番組では、憧れの存在だった松田優作さんとの初対面エピソードも披露。緊張のあまり、松田さんと親交の深かった俳優・原田芳雄さんの「住所を教えてください」と口走ってしまったという。若気の至りの失敗談でスタジオを沸かせた。
また、30年以上連れ添う妻からのアンケートでは、「毎日の行動を手書きで壁に貼り出す」という几帳面な一面が明かされる一方で、不満の声も。撮影から帰宅すると「しゃべる声が爆音」だと指摘され、内藤は「セリフを最後までしっかり当てる癖が家でも出てしまう」と苦笑い。さらに、家では「おいしい」と言わないというクレームには「本当にうまいから言わなくてもいいかなと……。明日からは言います!」と照れながらも猛省していた。
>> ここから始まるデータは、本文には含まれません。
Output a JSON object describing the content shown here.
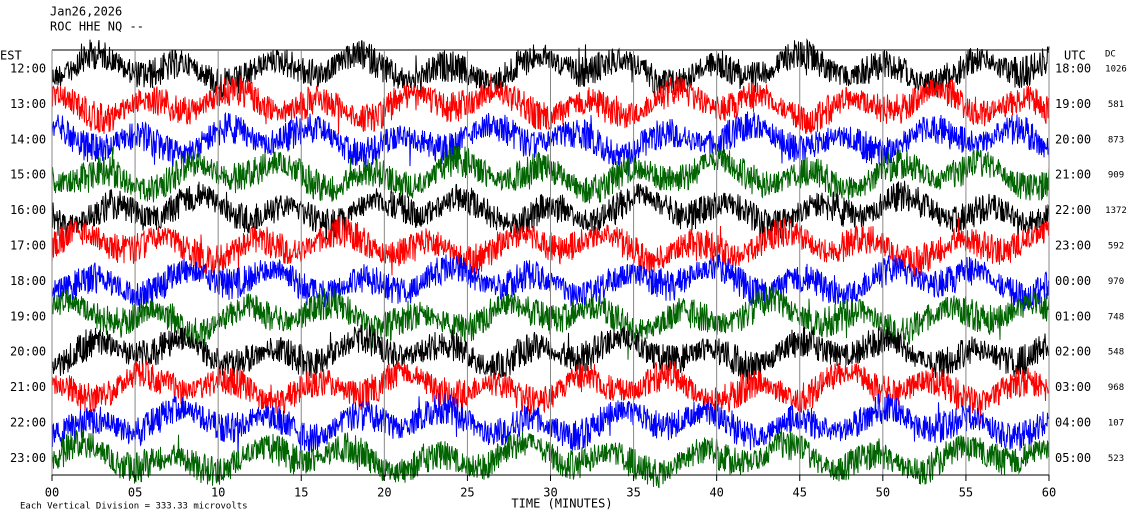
{
  "chart_data": {
    "type": "helicorder",
    "date": "Jan26,2026",
    "station": "ROC HHE NQ --",
    "left_axis_label": "EST",
    "right_axis_label": "UTC",
    "dc_label": "DC",
    "x_label": "TIME (MINUTES)",
    "note": "Each Vertical Division =  333.33 microvolts",
    "xlim": [
      0,
      60
    ],
    "xticks": [
      {
        "value": 0,
        "label": "00"
      },
      {
        "value": 5,
        "label": "05"
      },
      10,
      15,
      20,
      25,
      30,
      35,
      40,
      45,
      50,
      55,
      60
    ],
    "rows": [
      {
        "est": "12:00",
        "utc": "18:00",
        "dc": 1026,
        "color": "#000000"
      },
      {
        "est": "13:00",
        "utc": "19:00",
        "dc": 581,
        "color": "#ff0000"
      },
      {
        "est": "14:00",
        "utc": "20:00",
        "dc": 873,
        "color": "#0000ff"
      },
      {
        "est": "15:00",
        "utc": "21:00",
        "dc": 909,
        "color": "#006400"
      },
      {
        "est": "16:00",
        "utc": "22:00",
        "dc": 1372,
        "color": "#000000"
      },
      {
        "est": "17:00",
        "utc": "23:00",
        "dc": 592,
        "color": "#ff0000"
      },
      {
        "est": "18:00",
        "utc": "00:00",
        "dc": 970,
        "color": "#0000ff"
      },
      {
        "est": "19:00",
        "utc": "01:00",
        "dc": 748,
        "color": "#006400"
      },
      {
        "est": "20:00",
        "utc": "02:00",
        "dc": 548,
        "color": "#000000"
      },
      {
        "est": "21:00",
        "utc": "03:00",
        "dc": 968,
        "color": "#ff0000"
      },
      {
        "est": "22:00",
        "utc": "04:00",
        "dc": 107,
        "color": "#0000ff"
      },
      {
        "est": "23:00",
        "utc": "05:00",
        "dc": 523,
        "color": "#006400"
      }
    ]
  }
}
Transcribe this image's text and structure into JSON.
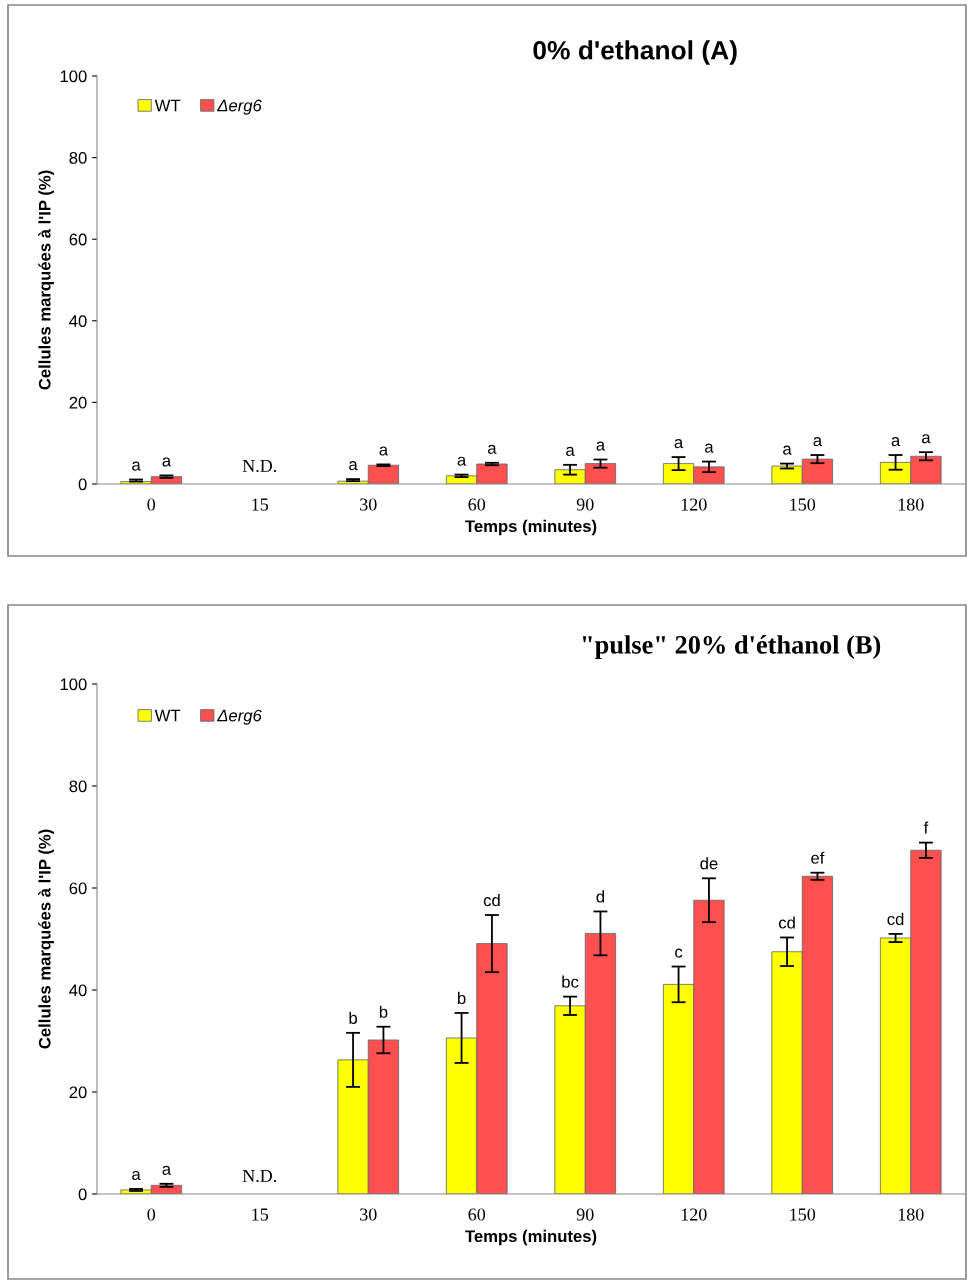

食のこだわりでは、京都・東山のフレンチ店・NISHITOMIYAのコロッケなどを紹介。番組の最後に、内藤が「70歳からはボーナスステージ。楽しく生きるのが仕事」と今後の展望を語ると、MCの加藤浩次は「うらやましい70代ですね!」とバイタリティあふれる生き方に深く感銘を受けていた。
【編集部MEMO】
内藤剛志は、1955年5月27日生まれ、大阪府出身。映画、ドラマ、舞台、バラエティまで幅広く活躍し、重厚な演技から親しみやすい人柄まで、多彩な魅力で長年にわたり第一線を走り続けている。1980年代から俳優として本格的に活動を始め、数々の映像作品に出演。近年は『科捜研の女』シリーズや『捜査一課長』シリーズなどで広く親しまれ、刑事・捜査官役のイメージを確立した。